About Divine Deflection
Divine Deflection, Instant, designed by Steve Prescott first released in May, 2012 in the set Avacyn Restored. It see play in 1 formats: Commander.
A deck that focuses on controlling the board and stalling the game would benefit from Divine Deflection, as it can help protect key permanents and redirect damage to an opponent's creature or planeswalker. While Divine Deflection can be situationally powerful, it may not always be the most efficient choice compared to other options like Teferi's Protection or Boros Charm, which offer more versatile protection or additional benefits. Whether Divine Deflection sees play would depend on the specific strategy and meta of the deck, but it could be a valuable inclusion in certain control or defensive builds.
Rules
05/01/12
Divine Deflection can prevent damage that would be dealt to you, one or more creatures you control, and/or one or more planeswalkers you control.
05/01/12
Divine Deflection’s only target is the permanent or player it may deal damage to.
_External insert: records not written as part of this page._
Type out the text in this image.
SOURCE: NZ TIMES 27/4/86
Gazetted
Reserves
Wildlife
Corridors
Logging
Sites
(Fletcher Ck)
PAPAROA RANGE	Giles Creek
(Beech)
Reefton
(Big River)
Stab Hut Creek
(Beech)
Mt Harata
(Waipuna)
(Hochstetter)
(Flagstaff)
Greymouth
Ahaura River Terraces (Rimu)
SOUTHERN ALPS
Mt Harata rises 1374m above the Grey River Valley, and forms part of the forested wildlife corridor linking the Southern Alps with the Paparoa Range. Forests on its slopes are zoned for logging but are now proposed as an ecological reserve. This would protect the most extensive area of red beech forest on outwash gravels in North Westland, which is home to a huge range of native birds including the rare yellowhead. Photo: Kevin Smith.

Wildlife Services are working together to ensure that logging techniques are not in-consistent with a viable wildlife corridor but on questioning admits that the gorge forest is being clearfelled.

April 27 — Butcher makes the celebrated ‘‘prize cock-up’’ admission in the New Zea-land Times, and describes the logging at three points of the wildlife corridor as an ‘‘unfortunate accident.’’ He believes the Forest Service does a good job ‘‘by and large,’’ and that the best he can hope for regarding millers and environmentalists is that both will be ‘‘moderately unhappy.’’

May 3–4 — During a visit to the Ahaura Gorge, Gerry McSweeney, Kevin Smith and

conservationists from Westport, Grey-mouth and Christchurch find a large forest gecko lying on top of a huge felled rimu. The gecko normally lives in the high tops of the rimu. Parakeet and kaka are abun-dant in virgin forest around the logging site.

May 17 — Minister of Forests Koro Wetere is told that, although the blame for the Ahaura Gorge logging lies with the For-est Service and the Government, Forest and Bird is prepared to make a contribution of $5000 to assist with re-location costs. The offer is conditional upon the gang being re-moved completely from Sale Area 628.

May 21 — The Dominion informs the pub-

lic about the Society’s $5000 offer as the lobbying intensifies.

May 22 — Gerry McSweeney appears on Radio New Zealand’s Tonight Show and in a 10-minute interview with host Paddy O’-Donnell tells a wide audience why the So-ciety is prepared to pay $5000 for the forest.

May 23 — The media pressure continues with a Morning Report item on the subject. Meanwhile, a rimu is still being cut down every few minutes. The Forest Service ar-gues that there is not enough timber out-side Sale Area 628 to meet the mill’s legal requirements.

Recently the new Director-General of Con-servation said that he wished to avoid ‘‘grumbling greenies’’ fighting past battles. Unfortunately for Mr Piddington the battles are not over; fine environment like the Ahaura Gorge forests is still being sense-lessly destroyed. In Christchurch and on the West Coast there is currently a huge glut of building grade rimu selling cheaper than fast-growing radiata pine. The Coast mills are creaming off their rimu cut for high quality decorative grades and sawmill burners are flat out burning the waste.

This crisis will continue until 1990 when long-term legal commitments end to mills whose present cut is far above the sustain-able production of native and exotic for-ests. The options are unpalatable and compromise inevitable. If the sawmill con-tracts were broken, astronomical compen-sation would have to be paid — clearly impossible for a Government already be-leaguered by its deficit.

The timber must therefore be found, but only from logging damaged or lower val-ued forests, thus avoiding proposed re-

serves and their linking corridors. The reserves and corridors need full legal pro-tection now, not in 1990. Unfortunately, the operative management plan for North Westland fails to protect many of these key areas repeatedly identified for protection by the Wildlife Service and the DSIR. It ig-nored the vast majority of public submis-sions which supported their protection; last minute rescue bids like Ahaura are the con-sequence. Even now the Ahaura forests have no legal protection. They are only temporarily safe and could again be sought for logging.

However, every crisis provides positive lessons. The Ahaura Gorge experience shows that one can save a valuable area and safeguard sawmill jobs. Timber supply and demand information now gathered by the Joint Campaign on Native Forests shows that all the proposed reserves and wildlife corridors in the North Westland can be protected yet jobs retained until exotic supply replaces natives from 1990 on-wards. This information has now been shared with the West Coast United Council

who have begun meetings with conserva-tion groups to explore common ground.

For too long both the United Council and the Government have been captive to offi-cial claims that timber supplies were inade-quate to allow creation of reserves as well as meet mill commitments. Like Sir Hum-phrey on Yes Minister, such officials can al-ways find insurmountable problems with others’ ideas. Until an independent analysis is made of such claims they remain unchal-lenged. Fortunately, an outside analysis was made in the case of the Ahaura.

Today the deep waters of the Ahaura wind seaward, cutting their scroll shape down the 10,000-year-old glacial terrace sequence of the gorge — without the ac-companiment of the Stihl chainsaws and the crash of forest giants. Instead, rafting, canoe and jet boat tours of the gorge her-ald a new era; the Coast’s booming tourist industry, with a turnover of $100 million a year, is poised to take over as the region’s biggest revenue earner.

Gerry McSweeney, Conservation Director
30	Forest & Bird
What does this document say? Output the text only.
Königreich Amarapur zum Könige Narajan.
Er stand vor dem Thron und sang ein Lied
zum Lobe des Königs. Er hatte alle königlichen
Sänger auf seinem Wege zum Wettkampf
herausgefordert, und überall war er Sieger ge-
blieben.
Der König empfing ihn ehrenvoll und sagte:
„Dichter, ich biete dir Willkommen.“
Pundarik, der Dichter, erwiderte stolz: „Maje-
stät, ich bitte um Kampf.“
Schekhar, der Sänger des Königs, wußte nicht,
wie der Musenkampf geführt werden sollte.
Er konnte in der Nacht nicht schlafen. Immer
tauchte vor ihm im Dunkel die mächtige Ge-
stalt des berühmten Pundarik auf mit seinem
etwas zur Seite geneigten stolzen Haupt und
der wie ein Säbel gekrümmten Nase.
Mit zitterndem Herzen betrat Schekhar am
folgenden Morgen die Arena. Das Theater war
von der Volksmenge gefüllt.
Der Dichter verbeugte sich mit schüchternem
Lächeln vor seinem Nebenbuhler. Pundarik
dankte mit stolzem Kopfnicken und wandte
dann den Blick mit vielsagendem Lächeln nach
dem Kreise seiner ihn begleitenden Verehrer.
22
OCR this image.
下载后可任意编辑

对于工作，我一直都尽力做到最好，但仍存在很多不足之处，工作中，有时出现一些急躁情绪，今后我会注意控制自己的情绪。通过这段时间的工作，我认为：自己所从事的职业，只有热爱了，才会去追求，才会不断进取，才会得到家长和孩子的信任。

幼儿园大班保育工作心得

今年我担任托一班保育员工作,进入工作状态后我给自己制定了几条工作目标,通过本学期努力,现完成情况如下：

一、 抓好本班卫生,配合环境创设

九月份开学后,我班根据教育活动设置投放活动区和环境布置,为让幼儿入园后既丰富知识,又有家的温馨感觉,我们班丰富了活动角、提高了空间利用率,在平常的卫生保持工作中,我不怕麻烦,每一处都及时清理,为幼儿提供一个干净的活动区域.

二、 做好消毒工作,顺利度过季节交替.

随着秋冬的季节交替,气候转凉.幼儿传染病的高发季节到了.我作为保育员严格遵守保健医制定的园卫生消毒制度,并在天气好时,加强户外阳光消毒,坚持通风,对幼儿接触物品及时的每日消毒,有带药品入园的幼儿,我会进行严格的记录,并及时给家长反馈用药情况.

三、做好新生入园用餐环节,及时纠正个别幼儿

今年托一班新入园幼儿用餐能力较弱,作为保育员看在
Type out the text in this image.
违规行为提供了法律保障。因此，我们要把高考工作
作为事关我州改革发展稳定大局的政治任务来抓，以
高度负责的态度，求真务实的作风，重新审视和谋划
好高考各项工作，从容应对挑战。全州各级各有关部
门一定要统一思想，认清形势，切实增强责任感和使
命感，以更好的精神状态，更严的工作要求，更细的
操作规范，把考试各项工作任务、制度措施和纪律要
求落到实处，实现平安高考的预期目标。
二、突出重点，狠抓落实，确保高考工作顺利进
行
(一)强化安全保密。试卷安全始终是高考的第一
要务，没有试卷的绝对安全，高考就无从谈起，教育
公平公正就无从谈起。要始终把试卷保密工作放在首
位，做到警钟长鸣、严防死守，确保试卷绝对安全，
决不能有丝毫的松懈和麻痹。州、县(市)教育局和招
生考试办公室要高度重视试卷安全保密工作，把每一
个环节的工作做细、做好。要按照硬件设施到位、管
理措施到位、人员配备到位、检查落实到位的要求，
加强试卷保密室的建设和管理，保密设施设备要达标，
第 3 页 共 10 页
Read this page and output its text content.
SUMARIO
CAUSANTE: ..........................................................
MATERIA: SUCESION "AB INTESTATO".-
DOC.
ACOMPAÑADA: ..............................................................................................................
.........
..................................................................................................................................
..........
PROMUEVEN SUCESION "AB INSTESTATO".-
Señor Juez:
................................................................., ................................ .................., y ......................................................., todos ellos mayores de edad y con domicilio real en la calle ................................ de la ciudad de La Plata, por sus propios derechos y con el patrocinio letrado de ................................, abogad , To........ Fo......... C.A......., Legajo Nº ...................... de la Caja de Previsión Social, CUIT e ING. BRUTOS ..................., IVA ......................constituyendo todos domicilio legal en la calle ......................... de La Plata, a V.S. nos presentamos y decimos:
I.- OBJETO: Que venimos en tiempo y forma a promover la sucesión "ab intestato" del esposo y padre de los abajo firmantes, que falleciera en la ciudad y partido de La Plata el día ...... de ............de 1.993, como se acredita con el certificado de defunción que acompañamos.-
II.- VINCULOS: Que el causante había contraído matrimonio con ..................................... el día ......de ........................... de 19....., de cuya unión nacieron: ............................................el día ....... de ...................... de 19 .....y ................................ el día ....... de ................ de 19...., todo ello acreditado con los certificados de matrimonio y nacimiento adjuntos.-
You choose that target as you cast Divine Deflection, not at the time it prevents damage.
05/01/12
If damage is dealt to multiple permanents you control, or is dealt to you and at least one permanent you control, you choose which of that damage to prevent if the chosen value for X won’t prevent all the damage. For example, if 3 damage would be dealt to you and to each of two creatures you control, and Divine Deflection will prevent the next 3 damage, you might choose to prevent the next 2 damage it would deal to you and the next 1 damage it would deal to one of the creatures, among other choices. You don’t decide until the point at which the damage would be dealt.
05/01/12
If Divine Deflection can’t deal damage to the targeted permanent or player (because the creature is no longer on the battlefield, or is no longer a creature, or the player is no longer in the game, for example), it will still prevent damage. It just won’t deal any damage itself.
05/01/12
If Divine Deflection prevents damage, excess damage (if any) dealt by that source is dealt at the same time. Immediately afterward, as part of that same prevention effect, Divine Deflection deals its damage. This happens before state-based actions are checked, and before the spell or ability that caused damage to be dealt resumes its resolution.